Wired.com: NPR has an affiliate network that The New York Times doesn’t have. Does the API stand to affect the dynamic between National Public Radio and its affiliates?

Jacobson: There are two sweet spots for the API: It fits NPR’s public service mission to help people be better informed, enabling users to get our content in a variety of ways – however, they want it. For the stations, it lets us get local station content in and then feed it back out through the API, which we’re doing some of already. But it also enables the stations to represent to their communities whatever they want. They can mash up local and national content. Or their users can do the same in ways that, prior to the API, they couldn’t do.

Wired.com: Does The New York Times have intermediaries it’s looking to serve with your API?

Gottfrid: We’re geared to whoever is going to find the content interesting. Anyone that’s interested in it, we’re interested in making it accessible and having them use it. This isn’t something that’s driven off of market research or anything like that. This is fulfilling a basic gut-level instinct that this is how the internet works.

Wired.com: Where does that gut-level instinct come from? Is it a matter of transforming internal work processes and extending them?

Gottfrid: Yeah, it’s a natural outgrowth.
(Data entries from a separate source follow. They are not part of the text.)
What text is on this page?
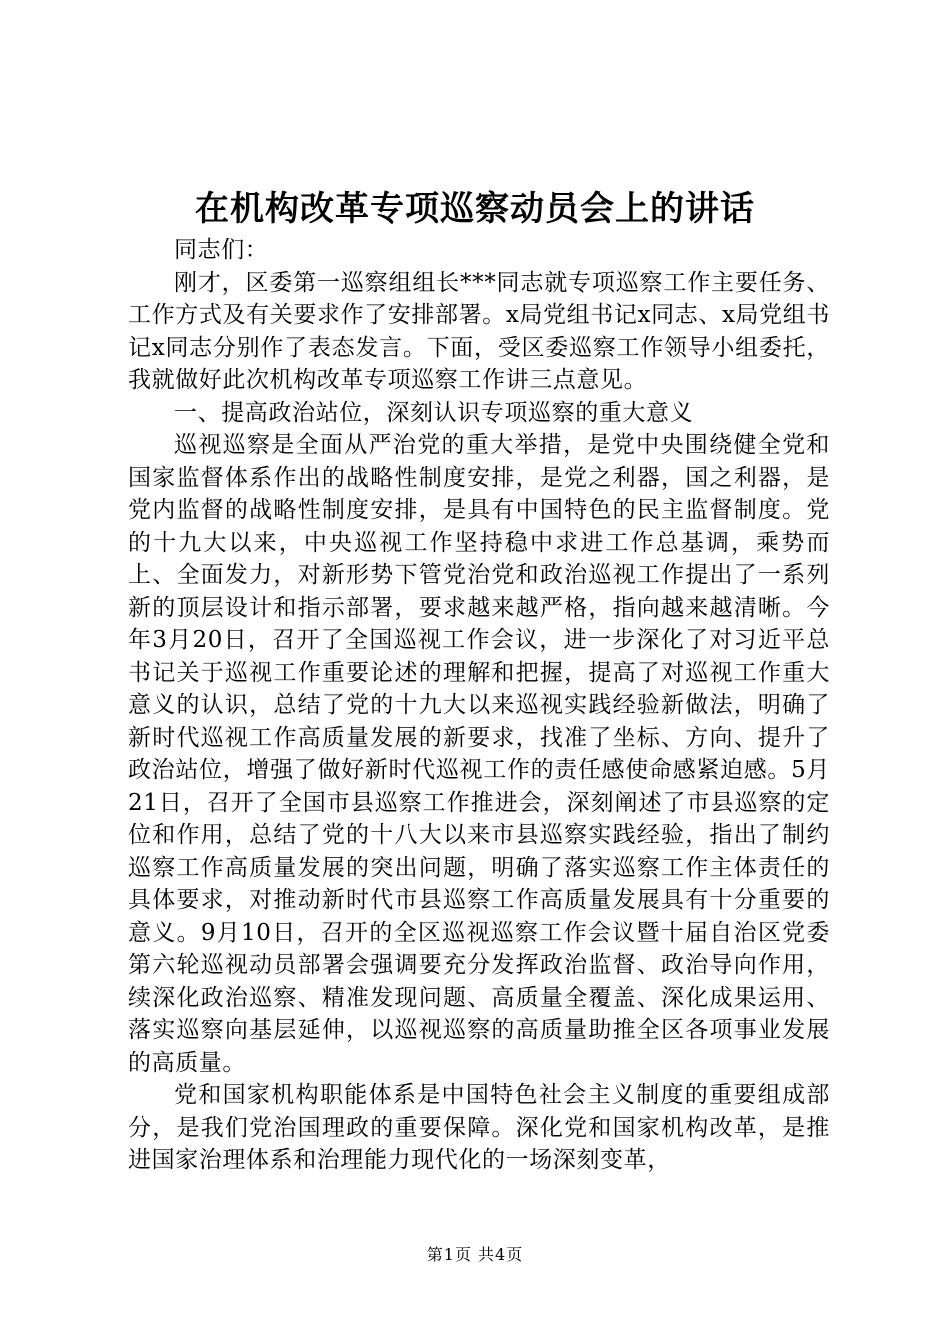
在机构改革专项巡察动员会上的讲话

同志们：

刚才，区委第一巡察组组长***同志就专项巡察工作主要任务、工作方式及有关要求作了安排部署。x局党组书记x同志、x局党组书记x同志分别作了表态发言。下面，受区委巡察工作领导小组委托，我就做好此次机构改革专项巡察工作讲三点意见。

一、提高政治站位，深刻认识专项巡察的重大意义

巡视巡察是全面从严治党的重大举措，是党中央围绕健全党和国家监督体系作出的战略性制度安排，是党之利器，国之利器，是党内监督的战略性制度安排，是具有中国特色的民主监督制度。党的十九大以来，中央巡视工作坚持稳中求进工作总基调，乘势而上、全面发力，对新形势下管党治党和政治巡视工作提出了一系列新的顶层设计和指示部署，要求越来越严格，指向越来越清晰。今年3月20日，召开了全国巡视工作会议，进一步深化了对习近平总书记关于巡视工作重要论述的理解和把握，提高了对巡视工作重大意义的认识，总结了党的十九大以来巡视实践经验新做法，明确了新时代巡视工作高质量发展的新要求，找准了坐标、方向、提升了政治站位，增强了做好新时代巡视工作的责任感使命感紧迫感。5月21日，召开了全国市县巡察工作推进会，深刻阐述了市县巡察的定位和作用，总结了党的十八大以来市县巡察实践经验，指出了制约巡察工作高质量发展的突出问题，明确了落实巡察工作主体责任的具体要求，对推动新时代市县巡察工作高质量发展具有十分重要的意义。9月10日，召开的全区巡视巡察工作会议暨十届自治区党委第六轮巡视动员部署会强调要充分发挥政治监督、政治导向作用，续深化政治巡察、精准发现问题、高质量全覆盖、深化成果运用、落实巡察向基层延伸，以巡视巡察的高质量助推全区各项事业发展的高质量。

党和国家机构职能体系是中国特色社会主义制度的重要组成部分，是我们党治国理政的重要保障。深化党和国家机构改革，是推进国家治理体系和治理能力现代化的一场深刻变革，

第1页 共4页
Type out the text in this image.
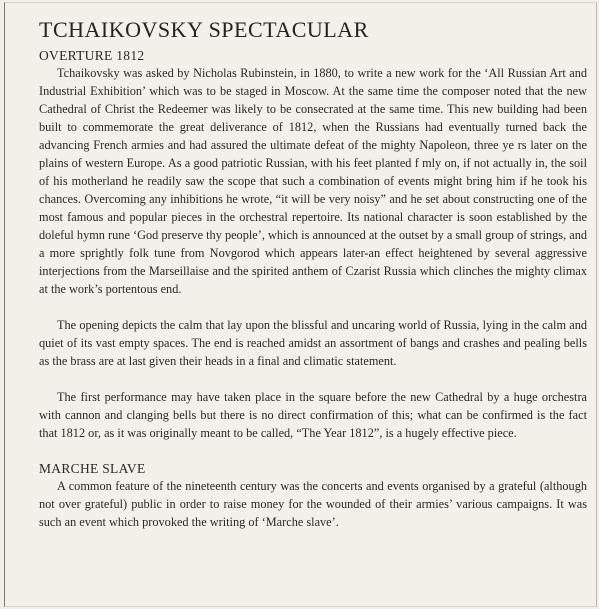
TCHAIKOVSKY SPECTACULAR
OVERTURE 1812

Tchaikovsky was asked by Nicholas Rubinstein, in 1880, to write a new work for the ‘All Russian Art and Industrial Exhibition’ which was to be staged in Moscow. At the same time the composer noted that the new Cathedral of Christ the Redeemer was likely to be consecrated at the same time. This new building had been built to commemorate the great deliverance of 1812, when the Russians had eventually turned back the advancing French armies and had assured the ultimate defeat of the mighty Napoleon, three ye rs later on the plains of western Europe. As a good patriotic Russian, with his feet planted f mly on, if not actually in, the soil of his motherland he readily saw the scope that such a combination of events might bring him if he took his chances. Overcoming any inhibitions he wrote, “it will be very noisy” and he set about constructing one of the most famous and popular pieces in the orchestral repertoire. Its national character is soon established by the doleful hymn rune ‘God preserve thy people’, which is announced at the outset by a small group of strings, and a more sprightly folk tune from Novgorod which appears later-an effect heightened by several aggressive interjections from the Marseillaise and the spirited anthem of Czarist Russia which clinches the mighty climax at the work’s portentous end.

The opening depicts the calm that lay upon the blissful and uncaring world of Russia, lying in the calm and quiet of its vast empty spaces. The end is reached amidst an assortment of bangs and crashes and pealing bells as the brass are at last given their heads in a final and climatic statement.

The first performance may have taken place in the square before the new Cathedral by a huge orchestra with cannon and clanging bells but there is no direct confirmation of this; what can be confirmed is the fact that 1812 or, as it was originally meant to be called, “The Year 1812”, is a hugely effective piece.

MARCHE SLAVE

A common feature of the nineteenth century was the concerts and events organised by a grateful (although not over grateful) public in order to raise money for the wounded of their armies’ various campaigns. It was such an event which provoked the writing of ‘Marche slave’.
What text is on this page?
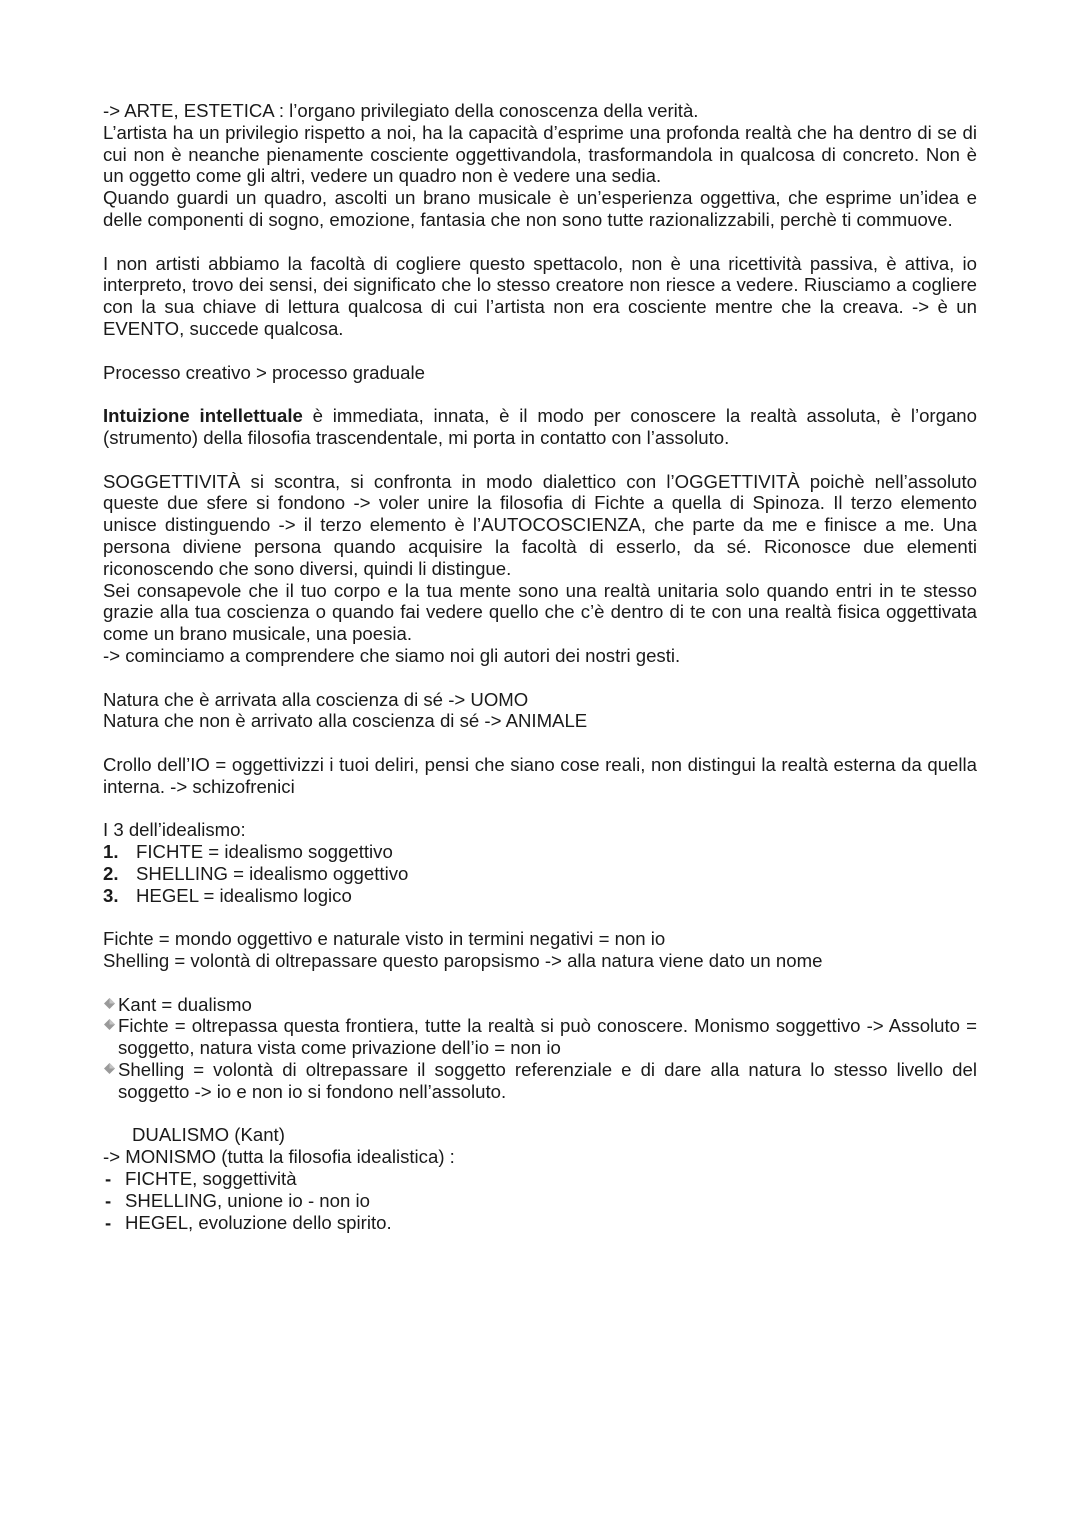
-> ARTE, ESTETICA : l’organo privilegiato della conoscenza della verità.

L’artista ha un privilegio rispetto a noi, ha la capacità d’esprime una profonda realtà che ha dentro di se di cui non è neanche pienamente cosciente oggettivandola, trasformandola in qualcosa di concreto. Non è un oggetto come gli altri, vedere un quadro non è vedere una sedia.

Quando guardi un quadro, ascolti un brano musicale è un’esperienza oggettiva, che esprime un’idea e delle componenti di sogno, emozione, fantasia che non sono tutte razionalizzabili, perchè ti commuove.

I non artisti abbiamo la facoltà di cogliere questo spettacolo, non è una ricettività passiva, è attiva, io interpreto, trovo dei sensi, dei significato che lo stesso creatore non riesce a vedere. Riusciamo a cogliere con la sua chiave di lettura qualcosa di cui l’artista non era cosciente mentre che la creava. -> è un EVENTO, succede qualcosa.

Processo creativo > processo graduale

Intuizione intellettuale è immediata, innata, è il modo per conoscere la realtà assoluta, è l’organo (strumento) della filosofia trascendentale, mi porta in contatto con l’assoluto.

SOGGETTIVITÀ si scontra, si confronta in modo dialettico con l’OGGETTIVITÀ poichè nell’assoluto queste due sfere si fondono -> voler unire la filosofia di Fichte a quella di Spinoza. Il terzo elemento unisce distinguendo -> il terzo elemento è l’AUTOCOSCIENZA, che parte da me e finisce a me. Una persona diviene persona quando acquisire la facoltà di esserlo, da sé. Riconosce due elementi riconoscendo che sono diversi, quindi li distingue.

Sei consapevole che il tuo corpo e la tua mente sono una realtà unitaria solo quando entri in te stesso grazie alla tua coscienza o quando fai vedere quello che c’è dentro di te con una realtà fisica oggettivata come un brano musicale, una poesia.

-> cominciamo a comprendere che siamo noi gli autori dei nostri gesti.

Natura che è arrivata alla coscienza di sé -> UOMO

Natura che non è arrivato alla coscienza di sé -> ANIMALE

Crollo dell’IO = oggettivizzi i tuoi deliri, pensi che siano cose reali, non distingui la realtà esterna da quella interna. -> schizofrenici

I 3 dell’idealismo:

1. FICHTE = idealismo soggettivo
2. SHELLING = idealismo oggettivo
3. HEGEL = idealismo logico

Fichte = mondo oggettivo e naturale visto in termini negativi = non io

Shelling = volontà di oltrepassare questo paropsismo -> alla natura viene dato un nome

Kant = dualismo
Fichte = oltrepassa questa frontiera, tutte la realtà si può conoscere. Monismo soggettivo -> Assoluto = soggetto, natura vista come privazione dell’io = non io
Shelling = volontà di oltrepassare il soggetto referenziale e di dare alla natura lo stesso livello del soggetto -> io e non io si fondono nell’assoluto.

DUALISMO (Kant)

-> MONISMO (tutta la filosofia idealistica) :

- FICHTE, soggettività
- SHELLING, unione io - non io
- HEGEL, evoluzione dello spirito.
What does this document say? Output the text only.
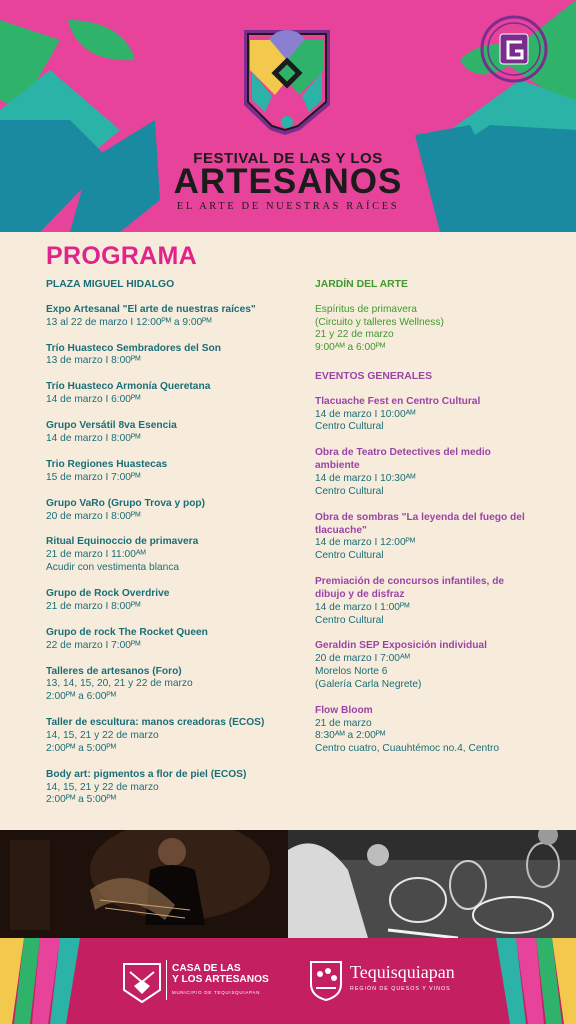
FESTIVAL DE LAS Y LOS
ARTESANOS
EL ARTE DE NUESTRAS RAÍCES
PROGRAMA
PLAZA MIGUEL HIDALGO
Expo Artesanal "El arte de nuestras raíces"
13 al 22 de marzo I 12:00ᴾᴹ a 9:00ᴾᴹ
Trío Huasteco Sembradores del Son
13 de marzo I 8:00ᴾᴹ
Trío Huasteco Armonía Queretana
14 de marzo I 6:00ᴾᴹ
Grupo Versátil 8va Esencia
14 de marzo I 8:00ᴾᴹ
Trio Regiones Huastecas
15 de marzo I 7:00ᴾᴹ
Grupo VaRo (Grupo Trova y pop)
20 de marzo I 8:00ᴾᴹ
Ritual Equinoccio de primavera
21 de marzo I 11:00ᴬᴹ
Acudir con vestimenta blanca
Grupo de Rock Overdrive
21 de marzo I 8:00ᴾᴹ
Grupo de rock The Rocket Queen
22 de marzo I 7:00ᴾᴹ
Talleres de artesanos (Foro)
13, 14, 15, 20, 21 y 22 de marzo
2:00ᴾᴹ a 6:00ᴾᴹ
Taller de escultura: manos creadoras (ECOS)
14, 15, 21 y 22 de marzo
2:00ᴾᴹ a 5:00ᴾᴹ
Body art: pigmentos a flor de piel (ECOS)
14, 15, 21 y 22 de marzo
2:00ᴾᴹ a 5:00ᴾᴹ
JARDÍN DEL ARTE
Espíritus de primavera
(Circuito y talleres Wellness)
21 y 22 de marzo
9:00ᴬᴹ a 6:00ᴾᴹ
EVENTOS GENERALES
Tlacuache Fest en Centro Cultural
14 de marzo I 10:00ᴬᴹ
Centro Cultural
Obra de Teatro Detectives del medio ambiente
14 de marzo I 10:30ᴬᴹ
Centro Cultural
Obra de sombras "La leyenda del fuego del tlacuache"
14 de marzo I 12:00ᴾᴹ
Centro Cultural
Premiación de concursos infantiles, de dibujo y de disfraz
14 de marzo I 1:00ᴾᴹ
Centro Cultural
Geraldin SEP Exposición individual
20 de marzo I 7:00ᴬᴹ
Morelos Norte 6
(Galería Carla Negrete)
Flow Bloom
21 de marzo
8:30ᴬᴹ a 2:00ᴾᴹ
Centro cuatro, Cuauhtémoc no.4, Centro
CASA DE LAS
Y LOS ARTESANOS
MUNICIPIO DE TEQUISQUIAPAN
Tequisquiapan
REGIÓN DE QUESOS Y VINOS
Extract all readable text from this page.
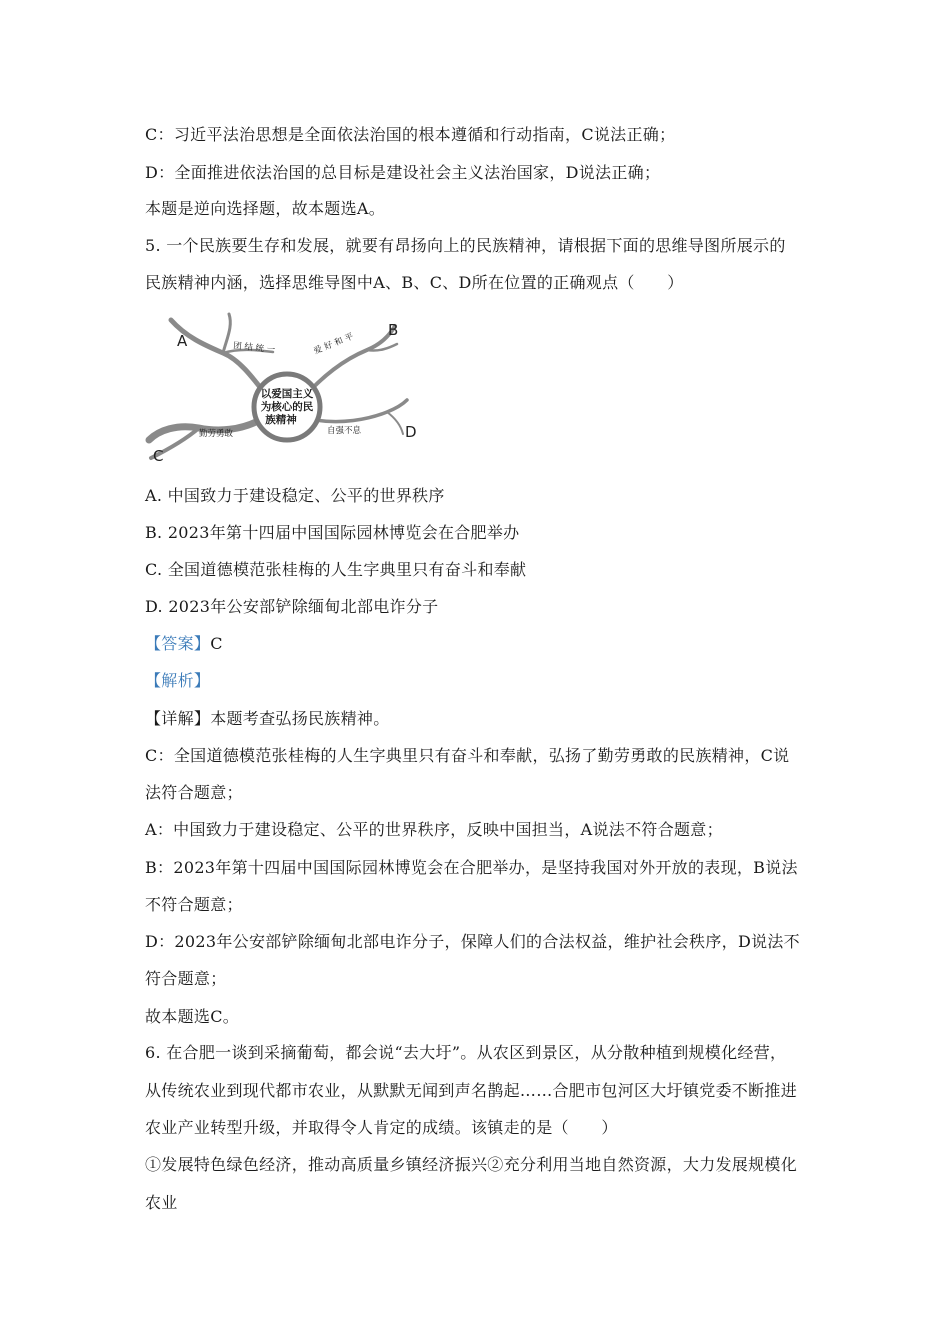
C：习近平法治思想是全面依法治国的根本遵循和行动指南，C说法正确；
D：全面推进依法治国的总目标是建设社会主义法治国家，D说法正确；
本题是逆向选择题，故本题选A。
5. 一个民族要生存和发展，就要有昂扬向上的民族精神，请根据下面的思维导图所展示的
民族精神内涵，选择思维导图中A、B、C、D所在位置的正确观点（　　）
以爱国主义
为核心的民
族精神
团 结 统 一	爱 好 和 平
勤劳勇敢	自强不息
A
B
C
D
A. 中国致力于建设稳定、公平的世界秩序
B. 2023年第十四届中国国际园林博览会在合肥举办
C. 全国道德模范张桂梅的人生字典里只有奋斗和奉献
D. 2023年公安部铲除缅甸北部电诈分子
【答案】C
【解析】
【详解】本题考查弘扬民族精神。
C：全国道德模范张桂梅的人生字典里只有奋斗和奉献，弘扬了勤劳勇敢的民族精神，C说
法符合题意；
A：中国致力于建设稳定、公平的世界秩序，反映中国担当，A说法不符合题意；
B：2023年第十四届中国国际园林博览会在合肥举办，是坚持我国对外开放的表现，B说法
不符合题意；
D：2023年公安部铲除缅甸北部电诈分子，保障人们的合法权益，维护社会秩序，D说法不
符合题意；
故本题选C。
6. 在合肥一谈到采摘葡萄，都会说“去大圩”。从农区到景区，从分散种植到规模化经营，
从传统农业到现代都市农业，从默默无闻到声名鹊起……合肥市包河区大圩镇党委不断推进
农业产业转型升级，并取得令人肯定的成绩。该镇走的是（　　）
①发展特色绿色经济，推动高质量乡镇经济振兴②充分利用当地自然资源，大力发展规模化
农业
As we’ve become more sophisticated, we’ve taken more of a platform and service architecture [approach] to a lot of the things we do so that we can re-use them and mix them and mash them for our own site. I think [The New York Times API] is the natural extension. It flows into a lot of things that we see in terms of opening up to the broader web. Really going from being “on the internet” to being “part of the internet” – intermingling our stuff with the full experience of things around the internet.

Wired.com: Where does NPR fall on the internal versus external utility of its API? Was it developed specifically with external users in mind?

Jacobson: The evolution of our API was pretty organic. We built an API to support NPR.org, and launched that in November of 2007. Our site’s been running on the API for that long. The natural next step was to say, ‘Wait a minute. Why can’t we just put this out there.’ What do we need to do in order to open this up and satisfy … users’ goals with YouTube and Google Maps and the way they’re able to reach new audiences. Then it became a policy question as we sat down with a range of stakeholders and figured out what we are allowed to do. Turns out we’re allowed to distribute through the API everything that we have the rights to (which isn’t everything you hear on NPR stations).

Gottfrid: The technology people sit at the nexus of [our audience] so we facilitate an interchange between [them]. Clearly we need to be able to do stuff with our content management to support the reporting efforts. Our end users, well we wouldn’t be here without the readers. It’s a continual balancing act, especially when online readers aren’t as remote as they are with the printed product. There’s a different relationship that we’re establishing.

Jacobson: I think Derek said something really interesting, implying that technology is also a stakeholder in the kinds of things that happen. This API project, for example, is something that we drove. We became a stakeholder because this is a project that we wanted to release, which is somewhat tied to the business goals. Making the case that we need to do this is convincing the business people that, yes, we need to do this.